Antes de que podamos reaccionar, numerosos generales nos acorralan, nos atrapan y nos esposan. Nos meten en un automóvil sumamente lujoso. Mi hermano intenta resistirse, por lo que uno de ellos le propina un golpe en la sien con la culata de su rifle. Cae redondo en el suelo. En cuestión de milésimas de segundo, por fin comprendo qué es lo que quería decir su mirada. Me avisaba del peligro desde un primer momento. Un sentimiento de culpabilidad me invade. Un general me interroga mientras otro conduce hacia un destino indeterminado.

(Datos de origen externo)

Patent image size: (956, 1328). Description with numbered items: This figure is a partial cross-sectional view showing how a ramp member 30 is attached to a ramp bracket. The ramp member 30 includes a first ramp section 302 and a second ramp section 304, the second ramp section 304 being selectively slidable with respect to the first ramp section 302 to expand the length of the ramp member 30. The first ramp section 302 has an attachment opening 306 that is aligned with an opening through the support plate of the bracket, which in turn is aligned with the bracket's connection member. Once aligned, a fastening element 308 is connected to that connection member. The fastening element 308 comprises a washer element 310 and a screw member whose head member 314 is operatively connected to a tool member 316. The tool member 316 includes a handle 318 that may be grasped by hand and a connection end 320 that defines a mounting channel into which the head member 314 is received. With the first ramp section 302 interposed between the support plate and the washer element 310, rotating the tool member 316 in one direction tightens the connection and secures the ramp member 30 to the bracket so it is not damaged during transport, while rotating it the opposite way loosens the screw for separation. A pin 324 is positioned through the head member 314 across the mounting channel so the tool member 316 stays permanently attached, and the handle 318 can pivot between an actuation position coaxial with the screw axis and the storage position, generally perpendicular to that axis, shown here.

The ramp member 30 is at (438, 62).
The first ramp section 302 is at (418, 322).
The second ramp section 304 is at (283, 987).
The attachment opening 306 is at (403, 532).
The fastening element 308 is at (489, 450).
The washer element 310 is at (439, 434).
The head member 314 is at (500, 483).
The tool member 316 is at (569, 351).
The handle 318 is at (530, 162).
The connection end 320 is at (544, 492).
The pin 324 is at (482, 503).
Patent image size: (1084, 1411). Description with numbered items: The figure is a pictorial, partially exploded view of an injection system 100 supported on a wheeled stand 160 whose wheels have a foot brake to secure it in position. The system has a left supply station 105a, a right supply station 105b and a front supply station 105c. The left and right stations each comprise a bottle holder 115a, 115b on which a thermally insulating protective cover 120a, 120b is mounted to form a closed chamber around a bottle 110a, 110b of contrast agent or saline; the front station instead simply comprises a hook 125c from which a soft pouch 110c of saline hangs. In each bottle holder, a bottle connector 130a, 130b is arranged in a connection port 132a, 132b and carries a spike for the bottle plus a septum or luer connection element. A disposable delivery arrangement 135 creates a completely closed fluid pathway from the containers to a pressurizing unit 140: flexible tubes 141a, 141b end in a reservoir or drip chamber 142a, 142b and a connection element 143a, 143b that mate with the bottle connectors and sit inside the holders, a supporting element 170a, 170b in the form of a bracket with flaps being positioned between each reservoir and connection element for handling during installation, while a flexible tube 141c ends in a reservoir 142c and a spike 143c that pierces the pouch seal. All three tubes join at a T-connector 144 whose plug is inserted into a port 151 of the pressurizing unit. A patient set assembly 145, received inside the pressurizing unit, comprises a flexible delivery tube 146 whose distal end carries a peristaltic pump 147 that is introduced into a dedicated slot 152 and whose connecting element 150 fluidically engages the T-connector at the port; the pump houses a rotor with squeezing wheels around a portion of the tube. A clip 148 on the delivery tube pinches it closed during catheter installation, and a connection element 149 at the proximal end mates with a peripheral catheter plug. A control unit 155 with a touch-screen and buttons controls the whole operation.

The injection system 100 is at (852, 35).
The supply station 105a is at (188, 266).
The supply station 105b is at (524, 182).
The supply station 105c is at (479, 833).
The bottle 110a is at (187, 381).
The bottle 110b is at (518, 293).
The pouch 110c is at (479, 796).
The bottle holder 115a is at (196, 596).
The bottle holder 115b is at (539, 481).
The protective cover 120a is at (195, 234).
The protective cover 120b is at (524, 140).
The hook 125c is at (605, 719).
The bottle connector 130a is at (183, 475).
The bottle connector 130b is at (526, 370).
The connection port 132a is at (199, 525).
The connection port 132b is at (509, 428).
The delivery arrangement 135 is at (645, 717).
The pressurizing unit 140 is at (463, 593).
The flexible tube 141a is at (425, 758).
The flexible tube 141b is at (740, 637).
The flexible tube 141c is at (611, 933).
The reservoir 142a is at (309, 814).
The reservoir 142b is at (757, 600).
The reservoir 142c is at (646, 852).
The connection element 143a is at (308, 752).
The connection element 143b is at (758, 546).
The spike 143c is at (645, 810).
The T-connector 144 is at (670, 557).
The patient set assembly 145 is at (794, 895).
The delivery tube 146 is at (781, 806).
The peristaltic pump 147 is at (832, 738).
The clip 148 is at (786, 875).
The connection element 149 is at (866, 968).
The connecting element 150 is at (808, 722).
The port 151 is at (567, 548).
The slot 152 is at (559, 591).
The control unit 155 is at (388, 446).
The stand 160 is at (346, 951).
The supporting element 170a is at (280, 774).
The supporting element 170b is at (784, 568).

- ¿Tienes algo que decir en tu defensa?
-Ojalá hubiese podido leer su mirada. Y ojalá tu a partir de ahora no dejes de leer la de los cientos de vidas que lleváis a vuestras espaldas, víctimas de la tiranía y la esclavitud que les proporcionáis a vuestro pueblo. Decís amar a vuestros vecinos bajo las falacias de rechazo hacia el egoísmo. Dime, ¿qué es lo que se siente cuando te das cuenta de que actuar bajo las directrices de lo que rechazas no te convierte en más que un hipócrita?
Los ojos del general parecen inyectados de ira. Sus venas se dilatan y me propina un golpe en la sien con la mayor fuerza posible. Después de eso, todo se vuelve oscuro y reina el silencio, haciendo que mi mirada se apague, quién sabe por cuánto tiempo.